Her family also helped out. “One thing I can say, I had a lot of support after the baby was born. People came to check in on me. They wanted to give me a break by watching the baby sometimes while I slept.”

Even with a reliable support network, Comiah wasn’t immune to the difficulties of the postpartum period. “If I could explain it, it's like a dark, rainy cloud that comes drifting over you out of nowhere. You just never know when the gloomy side of you is going to come. You can keep telling yourself ‘You're okay, I'm fine, I got it.’ But deep down, it's just a feeling you can't shake.”

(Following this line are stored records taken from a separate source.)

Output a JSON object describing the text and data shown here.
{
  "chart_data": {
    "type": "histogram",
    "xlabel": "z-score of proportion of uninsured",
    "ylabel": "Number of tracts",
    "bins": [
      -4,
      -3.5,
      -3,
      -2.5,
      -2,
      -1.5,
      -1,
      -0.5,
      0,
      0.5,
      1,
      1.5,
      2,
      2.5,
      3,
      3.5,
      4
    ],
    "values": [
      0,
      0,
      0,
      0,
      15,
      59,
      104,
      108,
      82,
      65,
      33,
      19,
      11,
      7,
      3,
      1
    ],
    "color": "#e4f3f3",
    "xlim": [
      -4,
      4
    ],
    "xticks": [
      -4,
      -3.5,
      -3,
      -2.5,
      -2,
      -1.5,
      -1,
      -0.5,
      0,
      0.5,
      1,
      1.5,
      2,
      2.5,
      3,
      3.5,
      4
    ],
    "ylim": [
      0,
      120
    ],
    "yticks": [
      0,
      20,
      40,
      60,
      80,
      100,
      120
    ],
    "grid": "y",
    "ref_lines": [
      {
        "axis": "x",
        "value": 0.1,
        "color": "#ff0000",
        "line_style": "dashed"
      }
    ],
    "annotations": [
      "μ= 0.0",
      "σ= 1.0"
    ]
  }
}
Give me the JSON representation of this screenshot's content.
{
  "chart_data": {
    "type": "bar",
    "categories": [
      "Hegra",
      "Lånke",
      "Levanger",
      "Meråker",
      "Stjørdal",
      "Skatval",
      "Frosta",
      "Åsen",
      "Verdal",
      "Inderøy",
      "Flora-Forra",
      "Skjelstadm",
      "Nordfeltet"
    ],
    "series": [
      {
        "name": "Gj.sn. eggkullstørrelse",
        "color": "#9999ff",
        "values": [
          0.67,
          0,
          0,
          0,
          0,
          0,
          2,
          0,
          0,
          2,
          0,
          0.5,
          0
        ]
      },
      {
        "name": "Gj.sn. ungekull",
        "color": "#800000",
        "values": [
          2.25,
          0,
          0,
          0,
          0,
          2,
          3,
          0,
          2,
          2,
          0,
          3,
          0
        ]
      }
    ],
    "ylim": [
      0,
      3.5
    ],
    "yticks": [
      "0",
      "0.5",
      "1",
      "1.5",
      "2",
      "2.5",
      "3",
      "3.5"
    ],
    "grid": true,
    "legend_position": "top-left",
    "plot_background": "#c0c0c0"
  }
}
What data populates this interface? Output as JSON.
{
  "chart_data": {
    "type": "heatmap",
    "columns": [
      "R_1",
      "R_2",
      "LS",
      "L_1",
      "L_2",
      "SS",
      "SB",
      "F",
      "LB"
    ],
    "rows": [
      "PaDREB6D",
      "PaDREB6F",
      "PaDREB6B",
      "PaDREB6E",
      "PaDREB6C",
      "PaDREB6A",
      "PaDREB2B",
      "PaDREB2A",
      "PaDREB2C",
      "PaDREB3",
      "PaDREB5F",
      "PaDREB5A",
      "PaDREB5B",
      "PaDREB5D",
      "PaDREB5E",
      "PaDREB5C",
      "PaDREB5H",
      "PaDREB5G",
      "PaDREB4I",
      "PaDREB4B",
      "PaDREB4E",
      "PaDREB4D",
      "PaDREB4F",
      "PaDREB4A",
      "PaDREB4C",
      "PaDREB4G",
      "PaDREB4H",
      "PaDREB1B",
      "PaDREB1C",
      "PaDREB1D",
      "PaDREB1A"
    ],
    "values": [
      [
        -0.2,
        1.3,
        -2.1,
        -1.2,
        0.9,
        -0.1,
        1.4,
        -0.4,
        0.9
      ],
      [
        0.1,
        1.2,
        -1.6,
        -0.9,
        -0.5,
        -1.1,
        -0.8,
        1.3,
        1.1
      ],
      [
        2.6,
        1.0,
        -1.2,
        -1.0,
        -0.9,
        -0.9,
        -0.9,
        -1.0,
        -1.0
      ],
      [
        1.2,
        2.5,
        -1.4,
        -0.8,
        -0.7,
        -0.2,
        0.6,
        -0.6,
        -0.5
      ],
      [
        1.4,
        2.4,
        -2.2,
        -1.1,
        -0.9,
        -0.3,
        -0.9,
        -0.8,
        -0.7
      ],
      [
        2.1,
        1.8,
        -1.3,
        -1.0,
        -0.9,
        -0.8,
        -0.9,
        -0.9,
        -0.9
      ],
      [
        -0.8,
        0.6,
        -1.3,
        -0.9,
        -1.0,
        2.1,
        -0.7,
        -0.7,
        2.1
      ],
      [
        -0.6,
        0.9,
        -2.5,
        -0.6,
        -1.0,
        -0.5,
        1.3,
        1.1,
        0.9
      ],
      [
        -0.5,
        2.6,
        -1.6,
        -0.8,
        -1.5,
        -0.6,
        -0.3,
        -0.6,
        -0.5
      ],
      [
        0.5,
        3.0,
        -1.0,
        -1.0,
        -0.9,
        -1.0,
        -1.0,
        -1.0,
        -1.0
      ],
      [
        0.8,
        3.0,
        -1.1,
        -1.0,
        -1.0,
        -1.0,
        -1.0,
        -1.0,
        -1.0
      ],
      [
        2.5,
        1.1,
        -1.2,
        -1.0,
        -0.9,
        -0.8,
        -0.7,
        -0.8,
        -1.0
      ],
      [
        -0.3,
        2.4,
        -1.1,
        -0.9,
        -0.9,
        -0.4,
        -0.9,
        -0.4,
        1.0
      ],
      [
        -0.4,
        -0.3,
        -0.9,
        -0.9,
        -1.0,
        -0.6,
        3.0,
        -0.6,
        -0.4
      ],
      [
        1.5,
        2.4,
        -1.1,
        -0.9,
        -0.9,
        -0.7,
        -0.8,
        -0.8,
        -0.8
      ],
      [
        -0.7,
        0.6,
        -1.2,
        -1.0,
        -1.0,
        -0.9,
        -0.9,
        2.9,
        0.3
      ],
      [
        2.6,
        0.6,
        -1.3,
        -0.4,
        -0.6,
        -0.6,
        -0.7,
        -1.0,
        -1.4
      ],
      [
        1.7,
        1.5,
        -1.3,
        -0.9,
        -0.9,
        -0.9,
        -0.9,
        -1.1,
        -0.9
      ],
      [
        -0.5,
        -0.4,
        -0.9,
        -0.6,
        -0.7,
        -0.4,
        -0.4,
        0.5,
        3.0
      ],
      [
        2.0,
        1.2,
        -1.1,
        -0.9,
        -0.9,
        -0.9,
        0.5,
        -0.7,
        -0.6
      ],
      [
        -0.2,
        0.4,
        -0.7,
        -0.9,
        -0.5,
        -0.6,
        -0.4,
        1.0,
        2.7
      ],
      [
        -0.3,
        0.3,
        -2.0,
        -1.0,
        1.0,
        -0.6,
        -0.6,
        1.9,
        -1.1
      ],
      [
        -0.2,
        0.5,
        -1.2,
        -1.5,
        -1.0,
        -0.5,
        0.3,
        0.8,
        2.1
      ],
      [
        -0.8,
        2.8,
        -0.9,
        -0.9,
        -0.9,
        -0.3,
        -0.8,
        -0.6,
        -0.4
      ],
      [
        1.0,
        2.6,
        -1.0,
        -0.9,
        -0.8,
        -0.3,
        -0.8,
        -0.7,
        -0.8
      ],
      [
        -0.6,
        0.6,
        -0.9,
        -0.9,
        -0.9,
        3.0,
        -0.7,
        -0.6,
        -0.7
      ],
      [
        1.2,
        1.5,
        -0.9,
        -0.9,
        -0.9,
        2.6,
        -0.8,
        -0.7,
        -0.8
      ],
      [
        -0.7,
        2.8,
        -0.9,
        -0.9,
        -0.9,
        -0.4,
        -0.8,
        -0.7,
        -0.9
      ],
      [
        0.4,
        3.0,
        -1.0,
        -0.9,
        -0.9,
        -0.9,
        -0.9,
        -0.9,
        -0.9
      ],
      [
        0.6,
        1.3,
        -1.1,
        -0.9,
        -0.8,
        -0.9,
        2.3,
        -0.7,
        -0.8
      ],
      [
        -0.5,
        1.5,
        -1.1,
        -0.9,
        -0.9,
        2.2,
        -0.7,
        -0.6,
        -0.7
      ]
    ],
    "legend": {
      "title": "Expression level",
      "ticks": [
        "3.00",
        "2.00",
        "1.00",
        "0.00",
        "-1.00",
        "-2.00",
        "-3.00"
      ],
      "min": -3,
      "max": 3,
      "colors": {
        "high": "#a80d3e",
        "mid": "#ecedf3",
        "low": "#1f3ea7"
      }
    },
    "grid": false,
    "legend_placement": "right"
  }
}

What helped her during that experience was participating in calming activities. “Just go out for a walk, go get some fresh air, go look at the river. Interact with stuff that soothes your mind. That's what I did.”

Learning to be Mom

Now that her daughter is a year old, Comiah is reflecting on what it’s been like to grow into motherhood.

“It's literally such an amazing experience,” she said. “You're learning your baby while you're also discovering this new person within yourself as well.”

Over the past year, Comiah has balanced new motherhood with big transitions of her own. She spent time at Base Camp in Wisconsin before returning to Mississippi, where she now works as a sheriff’s deputy.

She’s also spent the year re-orienting her life around Cha’Myri’s needs and rhythms. “I really overthought the process a lot. Now that I'm taking my time to learn her—knowing what she's doing, what she's crying for, what's wrong—now that I realized all that, it's really easy, but at the same time it can be stressful. At the end of the day, even with all the ups and downs, it's amazing.”

Even at a few months old, Cha’Myri’s personality was already shining through. “I could definitely tell she was not a morning person because she gives me the ugliest face ever when I wake her up just to change her Pamper,” Comiah said, laughing.

She’s also surprised at how motherhood has transformed her. “The person people knew before I became a mother, they would no longer know. I don't place myself in situations or risk putting myself in any harm's way because I have a daughter to think about now.”

Through it all, she’s learning to give herself grace and encourages other moms to do the same. “It's okay to not feel okay some days, to not feel pretty anymore, to feel like your world changed, because your world literally has changed, and your body is slowly changing day by day.”